Bu konuşmayı duyunca sevgili Doğan Cüceloğlu’ nun yaptığı bir anket aklıma geldi. Mutlulukla, cehalet ve farkında olmak arasındaki ilişkiyi karşılaştırmalı olarak soran sorulara okuyuculardan cevaplar alınmış. İki görüş var:
“A” görüşü şu: Ne kadar çok öğrenirsen, ne kadar çok bilirsen, ne kadar çok gelişir ve farkına varırsan o kadar çok sorunları görür ve mutsuz olursun. Gelişmek ve farkına varmak insana mutsuzluk getirir. Özetle, “cehalet mutluluktur.”
“B” görüşü şu: Ne kadar çok öğrenirsen, ne kadar çok bilirsen, ne kadar çok gelişir ve farkına varırsan o kadar olgunlaşır, güçlenir, kendini ve dünyayı tanımanın verdiği bir bilinçle yaşamını kendi bireysel seçimlerinle yaşama olasılığını canlı tutarsın. Özetle, “insanlar farkında olduğu kadar yaşar.”
Ben hangi görüşte olduğuma dair bir cevap vermeyeceğim. Doğan Cüceloğlu kendi internet sitesinde bu iki görüşe gelen birçok cevabı yayınlamış. İsteyenler araştırabilir. Sizler kendi cevabınızı kendiniz biliyorsunuz ve herkesin cevabı farklı. Çünkü burada kesin doğru bir cevap yok.
Hayatta her şey içeriden başlar. Rüyalarımız, hayallerimiz, kendimize olan saygımız, sevgi, mutluluk, depresyon ve kendimizden kaynaklanan düş kırıklıklarımız, evet hepsi ama hepsi içten dışadır. ‘Ben’ veya ‘kendimi tanımak hepimizin yolculuk etmesi gereken içeriye doğru yolculuğu işaret eder.

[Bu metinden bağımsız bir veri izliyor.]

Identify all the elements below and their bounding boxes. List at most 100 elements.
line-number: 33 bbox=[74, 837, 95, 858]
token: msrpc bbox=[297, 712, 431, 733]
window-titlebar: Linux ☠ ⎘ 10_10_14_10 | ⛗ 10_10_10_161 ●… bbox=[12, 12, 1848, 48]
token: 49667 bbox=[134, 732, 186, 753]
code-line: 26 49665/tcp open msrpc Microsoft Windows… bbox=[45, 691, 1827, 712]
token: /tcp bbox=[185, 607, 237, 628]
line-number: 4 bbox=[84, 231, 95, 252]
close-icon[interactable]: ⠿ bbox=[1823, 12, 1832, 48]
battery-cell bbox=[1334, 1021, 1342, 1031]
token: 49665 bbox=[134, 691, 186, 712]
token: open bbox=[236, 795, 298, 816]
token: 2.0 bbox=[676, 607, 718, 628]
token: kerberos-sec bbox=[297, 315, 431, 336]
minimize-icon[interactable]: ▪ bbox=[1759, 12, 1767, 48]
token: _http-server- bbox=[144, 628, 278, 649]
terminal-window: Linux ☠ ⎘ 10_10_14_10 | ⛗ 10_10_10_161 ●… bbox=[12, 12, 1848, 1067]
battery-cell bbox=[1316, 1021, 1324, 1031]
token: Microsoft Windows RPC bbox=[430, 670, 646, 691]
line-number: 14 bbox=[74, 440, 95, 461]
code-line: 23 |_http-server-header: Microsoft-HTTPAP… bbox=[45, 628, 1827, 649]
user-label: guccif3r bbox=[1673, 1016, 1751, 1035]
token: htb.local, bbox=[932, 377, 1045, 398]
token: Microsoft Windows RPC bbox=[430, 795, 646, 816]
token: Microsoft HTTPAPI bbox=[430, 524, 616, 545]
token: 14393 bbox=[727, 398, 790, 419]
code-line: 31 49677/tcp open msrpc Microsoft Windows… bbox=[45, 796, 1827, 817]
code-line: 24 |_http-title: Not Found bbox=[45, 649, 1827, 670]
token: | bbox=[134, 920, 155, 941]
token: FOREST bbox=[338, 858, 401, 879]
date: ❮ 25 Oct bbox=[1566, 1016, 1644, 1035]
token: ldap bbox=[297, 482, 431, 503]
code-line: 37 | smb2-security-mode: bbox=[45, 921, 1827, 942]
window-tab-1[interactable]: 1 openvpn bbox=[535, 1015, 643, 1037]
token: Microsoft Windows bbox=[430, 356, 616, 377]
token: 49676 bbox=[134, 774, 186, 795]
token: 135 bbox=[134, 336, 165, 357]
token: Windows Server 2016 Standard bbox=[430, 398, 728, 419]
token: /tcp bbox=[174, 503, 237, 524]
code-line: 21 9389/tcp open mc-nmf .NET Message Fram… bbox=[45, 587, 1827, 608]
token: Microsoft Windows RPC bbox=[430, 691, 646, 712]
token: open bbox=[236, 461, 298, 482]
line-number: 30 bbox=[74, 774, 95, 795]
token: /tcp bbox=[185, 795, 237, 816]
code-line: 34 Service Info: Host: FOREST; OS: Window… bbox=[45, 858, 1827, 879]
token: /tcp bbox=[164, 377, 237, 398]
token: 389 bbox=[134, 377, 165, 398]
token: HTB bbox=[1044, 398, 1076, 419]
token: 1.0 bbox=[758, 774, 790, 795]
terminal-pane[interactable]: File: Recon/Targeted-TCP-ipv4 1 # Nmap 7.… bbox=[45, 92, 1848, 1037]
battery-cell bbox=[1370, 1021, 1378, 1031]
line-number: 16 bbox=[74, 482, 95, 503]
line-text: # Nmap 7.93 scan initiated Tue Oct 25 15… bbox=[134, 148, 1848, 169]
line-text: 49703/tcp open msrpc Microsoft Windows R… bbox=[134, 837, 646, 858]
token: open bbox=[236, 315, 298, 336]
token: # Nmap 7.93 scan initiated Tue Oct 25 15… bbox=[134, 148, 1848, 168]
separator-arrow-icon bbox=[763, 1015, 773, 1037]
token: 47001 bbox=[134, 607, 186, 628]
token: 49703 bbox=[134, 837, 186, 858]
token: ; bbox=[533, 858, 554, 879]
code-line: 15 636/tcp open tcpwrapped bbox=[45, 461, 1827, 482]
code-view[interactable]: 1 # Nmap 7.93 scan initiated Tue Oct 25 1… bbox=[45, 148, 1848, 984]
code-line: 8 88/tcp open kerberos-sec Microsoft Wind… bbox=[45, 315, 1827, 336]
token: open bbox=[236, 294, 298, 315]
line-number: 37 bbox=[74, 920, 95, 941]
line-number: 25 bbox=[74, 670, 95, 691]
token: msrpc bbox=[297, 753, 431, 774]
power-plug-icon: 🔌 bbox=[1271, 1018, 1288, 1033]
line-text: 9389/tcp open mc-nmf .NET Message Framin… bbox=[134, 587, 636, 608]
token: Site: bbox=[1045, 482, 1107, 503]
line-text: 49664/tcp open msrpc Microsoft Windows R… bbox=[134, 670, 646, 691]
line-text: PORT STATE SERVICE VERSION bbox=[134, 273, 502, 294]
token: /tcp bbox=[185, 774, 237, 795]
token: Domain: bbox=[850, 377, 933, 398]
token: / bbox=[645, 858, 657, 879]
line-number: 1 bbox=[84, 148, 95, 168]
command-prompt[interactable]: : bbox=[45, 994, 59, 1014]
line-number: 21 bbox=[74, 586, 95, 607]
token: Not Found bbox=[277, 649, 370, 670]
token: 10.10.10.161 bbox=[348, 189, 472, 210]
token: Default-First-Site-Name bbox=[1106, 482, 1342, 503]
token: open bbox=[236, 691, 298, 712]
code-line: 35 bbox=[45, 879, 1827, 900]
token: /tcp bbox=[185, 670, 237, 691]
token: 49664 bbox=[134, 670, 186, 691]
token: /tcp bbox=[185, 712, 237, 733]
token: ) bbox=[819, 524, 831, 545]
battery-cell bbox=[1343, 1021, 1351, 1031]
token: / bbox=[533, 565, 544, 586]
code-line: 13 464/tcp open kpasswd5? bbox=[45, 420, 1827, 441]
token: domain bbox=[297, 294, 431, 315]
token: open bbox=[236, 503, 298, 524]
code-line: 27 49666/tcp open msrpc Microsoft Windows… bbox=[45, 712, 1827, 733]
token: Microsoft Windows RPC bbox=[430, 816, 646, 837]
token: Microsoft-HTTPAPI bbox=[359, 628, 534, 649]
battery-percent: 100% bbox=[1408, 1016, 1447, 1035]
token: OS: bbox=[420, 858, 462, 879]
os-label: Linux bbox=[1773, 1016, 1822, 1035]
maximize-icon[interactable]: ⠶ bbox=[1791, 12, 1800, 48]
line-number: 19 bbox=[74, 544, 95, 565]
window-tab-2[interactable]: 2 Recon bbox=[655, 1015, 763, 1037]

Aslında sistem basit bir mantıkla çalışmaktadır. Kendimizi akıl ve kalp ikilisinden oluşmuş bir makine olarak düşünürsek amaç dengeyi bulmaktır. Hayatımızın ahenkli bir uyum içinde geçmesini istiyorsak öncelikle kendimizi içten bir şekilde sevmeliyiz.
Sevgi ile kalın…
e-mail:
info@ndlondon.com
- Kendiniz Olma Alışkanlığı…
- Hayata Dair…
- Zihin, Duygu ve Beden Bağlantısı…
- 25. Kare Tekniği ve Subliminal Mesaj Nedir?
- Hayata Dair…
- Kadının Bilgeliği…
- Para Koçluğu Nedir?
- Geçmişim, İzin Ver De Gelişeyim…
- Yürek Isıtan Görüntüler Lazım…
- Motive Eden Film Önerilerim…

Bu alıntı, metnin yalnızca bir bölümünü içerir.